The target is different this time around. The earlier flick was a parody of teen slasher movies, a genre which traced back to “Halloween” and “Friday the 13th” but had recently been revived by the “Scream” series. As a result it had a rich, juicy target to exploit, and even though it didn’t do a particularly good job–relying on sniggering gross-out gags, smarmy sex jokes and gay-based shtick–it touched a nerve with the younger audience, who were devoted to the flicks it made fun of. This time around the coarse, smirky approach is the same, but the chosen target is the haunted-house movie. That’s a genre which has an even longer history than slasher outings, of course, going back to the silent era; and there have been some outstanding entries in it–“Psycho,” after all, was basically a haunted-house movie, as were “Poltergeist,” “The Shining” and even “Alien.” But the Wayans’ effort doesn’t mimic those pictures–it goes after 1999’s twin disasters, the remakes of “The Haunting” and “House on Haunted Hill,” both of which were so lame that they were essentially self-parodies to begin with (and were pretty much rejected by the viewing public, too). Even a good parody of something that was a bomb isn’t a very bright idea. And a bad parody of something good (remember when Leslie Nielsen starred in 1990’s “Repossessed,” a truly wretched takeoff on “The Exorcist”?) doesn’t work, either. “Scary Movie 2” gets the worst of both worlds: its a poor parody of a genre that, of late, has produced only stinkers.
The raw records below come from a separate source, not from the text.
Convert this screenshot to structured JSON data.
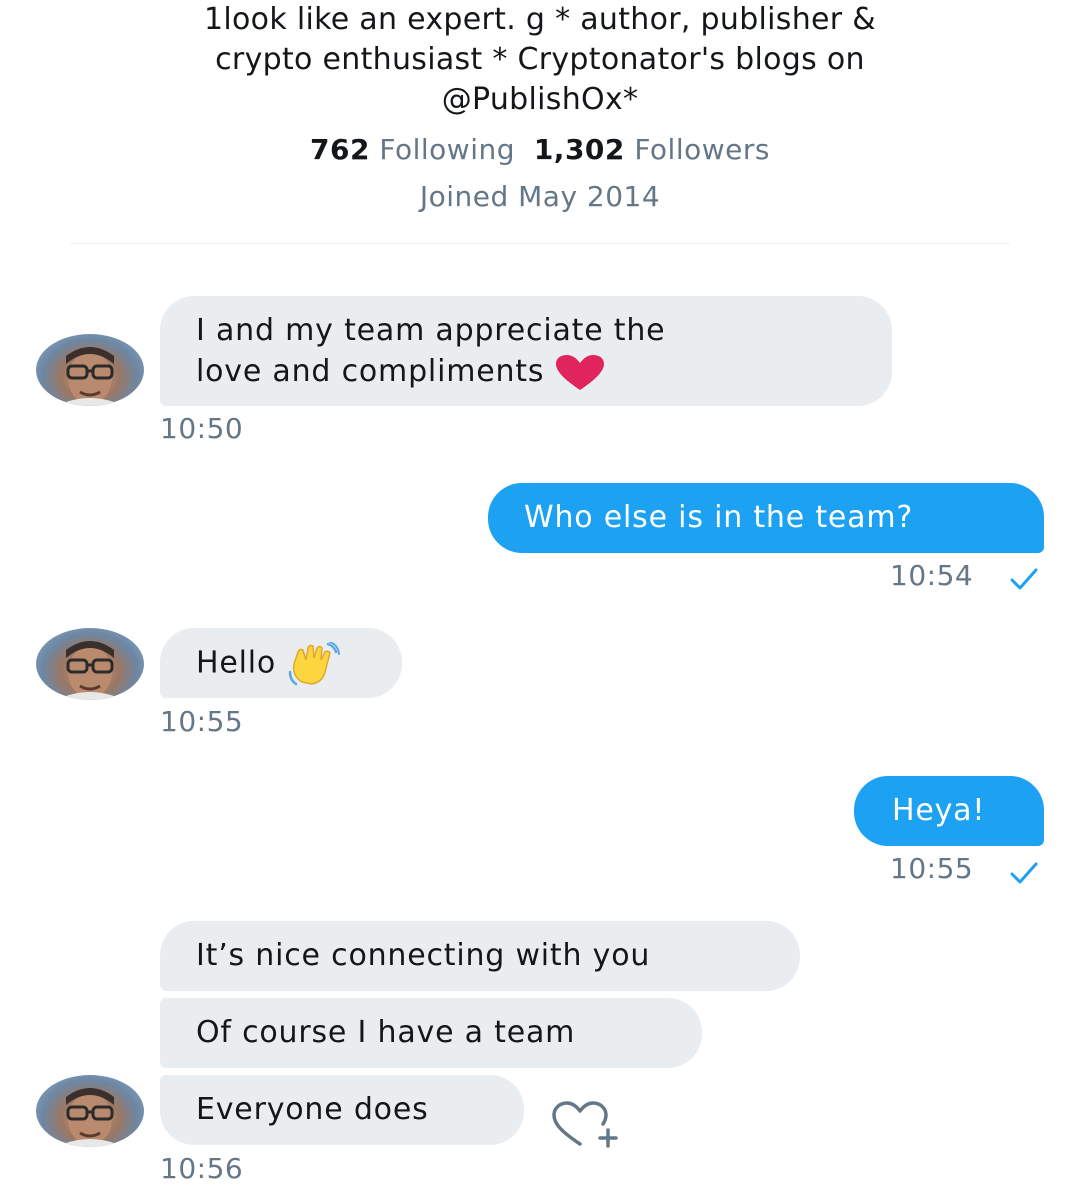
{
  "profile": {
    "bio_line1": "1look like an expert. g * author, publisher &",
    "bio_line2": "crypto enthusiast * Cryptonator's blogs on",
    "bio_line3": "@PublishOx*",
    "following_count": "762",
    "following_label": "Following",
    "followers_count": "1,302",
    "followers_label": "Followers",
    "joined": "Joined May 2014"
  },
  "messages": [
    {
      "direction": "received",
      "line1": "I and my team appreciate the",
      "line2": "love and compliments",
      "emoji": "heart-icon",
      "time": "10:50"
    },
    {
      "direction": "sent",
      "text": "Who else is in the team?",
      "time": "10:54"
    },
    {
      "direction": "received",
      "text": "Hello",
      "emoji": "waving-hand-icon",
      "time": "10:55"
    },
    {
      "direction": "sent",
      "text": "Heya!",
      "time": "10:55"
    },
    {
      "direction": "received",
      "text": "It’s nice connecting with you"
    },
    {
      "direction": "received",
      "text": "Of course I have a team"
    },
    {
      "direction": "received",
      "text": "Everyone does",
      "time": "10:56"
    }
  ],
  "colors": {
    "sent_bubble": "#1da1f2",
    "received_bubble": "#e9edf0",
    "secondary_text": "#657786",
    "heart": "#e0245e"
  }
}
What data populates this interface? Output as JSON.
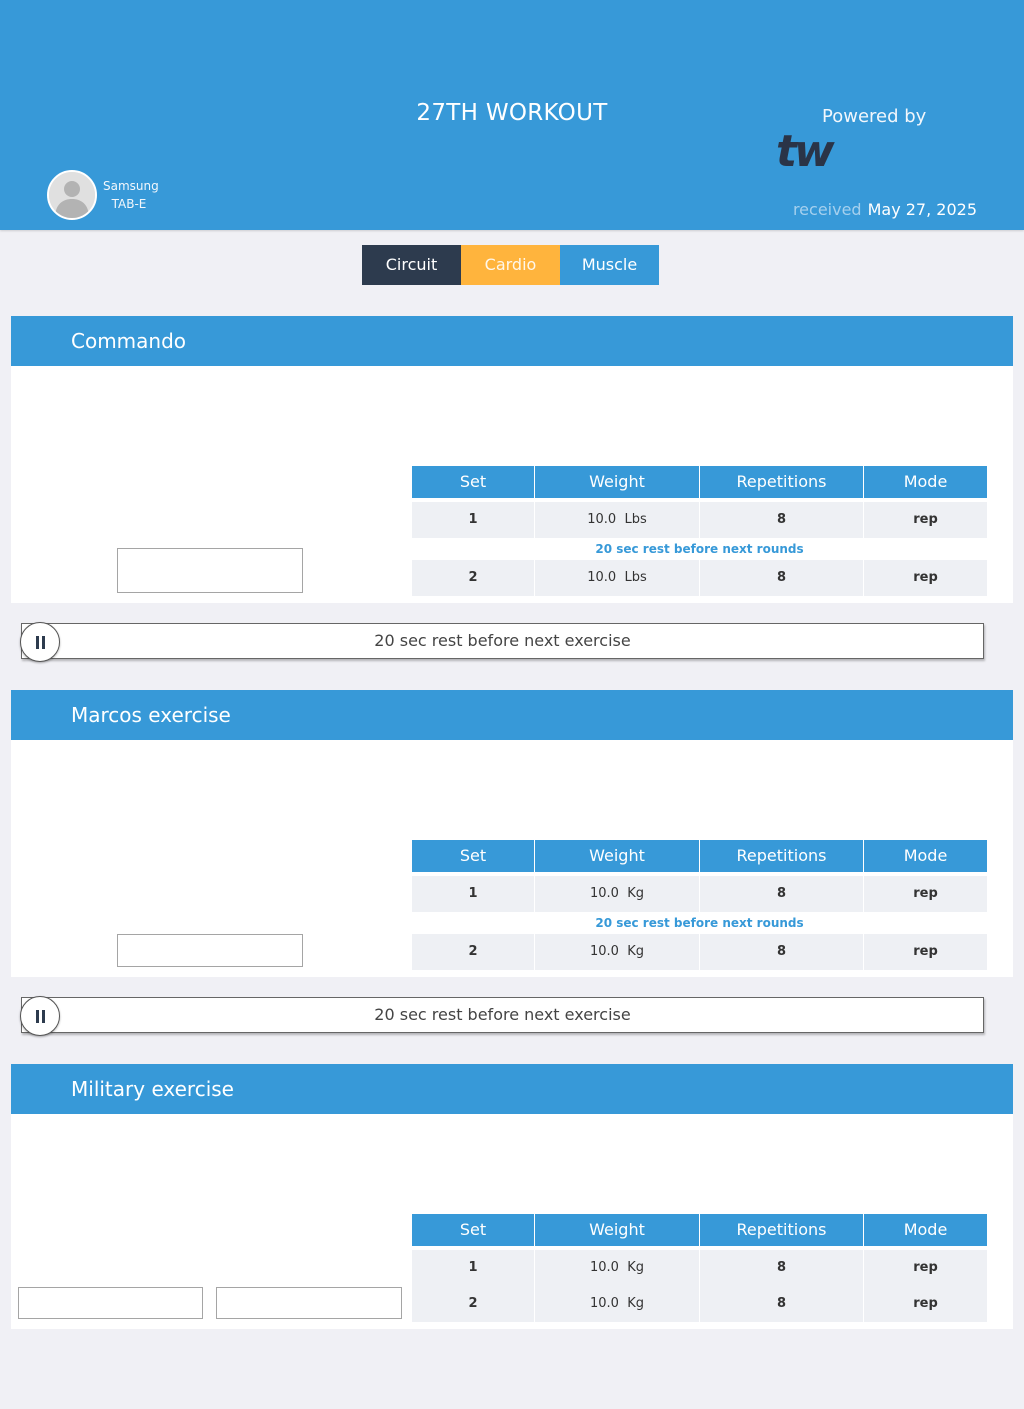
{
  "header": {
    "title": "27TH WORKOUT",
    "device_line1": "Samsung",
    "device_line2": "TAB-E",
    "powered_by": "Powered by",
    "logo_text": "tw",
    "received_label": "received",
    "received_date": "May 27, 2025"
  },
  "tabs": [
    {
      "label": "Circuit",
      "color": "#2d3b4e"
    },
    {
      "label": "Cardio",
      "color": "#ffb43d"
    },
    {
      "label": "Muscle",
      "color": "#3799d8"
    }
  ],
  "table_headers": [
    "Set",
    "Weight",
    "Repetitions",
    "Mode"
  ],
  "exercises": [
    {
      "name": "Commando",
      "rows": [
        {
          "set": "1",
          "weight": "10.0",
          "unit": "Lbs",
          "reps": "8",
          "mode": "rep"
        },
        {
          "set": "2",
          "weight": "10.0",
          "unit": "Lbs",
          "reps": "8",
          "mode": "rep"
        }
      ],
      "round_rest": "20 sec rest before next rounds",
      "exercise_rest": "20 sec rest before next exercise"
    },
    {
      "name": "Marcos exercise",
      "rows": [
        {
          "set": "1",
          "weight": "10.0",
          "unit": "Kg",
          "reps": "8",
          "mode": "rep"
        },
        {
          "set": "2",
          "weight": "10.0",
          "unit": "Kg",
          "reps": "8",
          "mode": "rep"
        }
      ],
      "round_rest": "20 sec rest before next rounds",
      "exercise_rest": "20 sec rest before next exercise"
    },
    {
      "name": "Military exercise",
      "rows": [
        {
          "set": "1",
          "weight": "10.0",
          "unit": "Kg",
          "reps": "8",
          "mode": "rep"
        },
        {
          "set": "2",
          "weight": "10.0",
          "unit": "Kg",
          "reps": "8",
          "mode": "rep"
        }
      ]
    }
  ],
  "colors": {
    "primary": "#3799d8",
    "dark": "#2d3b4e",
    "accent": "#ffb43d",
    "background": "#f0f0f5"
  }
}
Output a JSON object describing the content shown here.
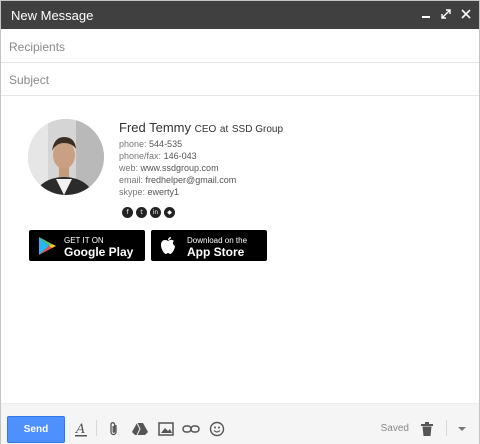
{
  "window": {
    "title": "New Message"
  },
  "compose": {
    "recipients_placeholder": "Recipients",
    "subject_placeholder": "Subject"
  },
  "signature": {
    "name": "Fred Temmy",
    "title": "CEO",
    "company_prefix": "at",
    "company": "SSD Group",
    "phone_label": "phone:",
    "phone": "544-535",
    "fax_label": "phone/fax:",
    "fax": "146-043",
    "web_label": "web:",
    "web": "www.ssdgroup.com",
    "email_label": "email:",
    "email": "fredhelper@gmail.com",
    "skype_label": "skype:",
    "skype": "ewerty1",
    "social_icons": [
      "facebook-icon",
      "twitter-icon",
      "linkedin-icon",
      "other-icon"
    ],
    "google_play": {
      "small": "GET IT ON",
      "big": "Google Play"
    },
    "app_store": {
      "small": "Download on the",
      "big": "App Store"
    }
  },
  "toolbar": {
    "send_label": "Send",
    "saved_label": "Saved",
    "accent": "#4d90fe",
    "titlebar_color": "#404040"
  }
}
If it were brightly written and engagingly performed, the picture might still have some life. As it is, though, it’s just dull, obvious and unremittingly vulgar. Bad taste can be amusing, to be sure, but it needs some verve, finesse, pacing and variety to work. Hence we just get an endless stream of gags involving sex (it’s doubtful that any script has ever boasted so many blow-job bits), joined by a remarkable array of casually dropped obscenities and countless bits involving every sort of excretion of which bodies are capable. Added to this already unsavory mix are lots of jokes involving physical disabilities, periodic homophobic touches, and a crassly misogynistic streak. And to make matters worse, the material is executed in a slow, heavy-handed fashion that accentuates its weakness instead of concealing it. The result is that even the rare sequences that might have been genuinely funny fall flat: an introductory “Exorcist” sketch has promise, for example, but it’s ruined by crossing way over the gross-out line.

There’s no sense talking much about the cast: they just mug, shout and run about in a frantic effort to liven up the proceedings–all to no avail. There are special effects (a possessed cat, a sex-starved ghost, and a perambulating skeleton), but though their chintzy realization is doubtlessly meant to be amusing, it doesn’t come off that way. There are also plenty of allusions to movies as recent as “Hannibal” and TV shows as new as “The Weakest Link,” but most of them go nowhere. The sad fact is that although “Scary Movie 2” will probably do big business, it’s really a pretty depressing affair.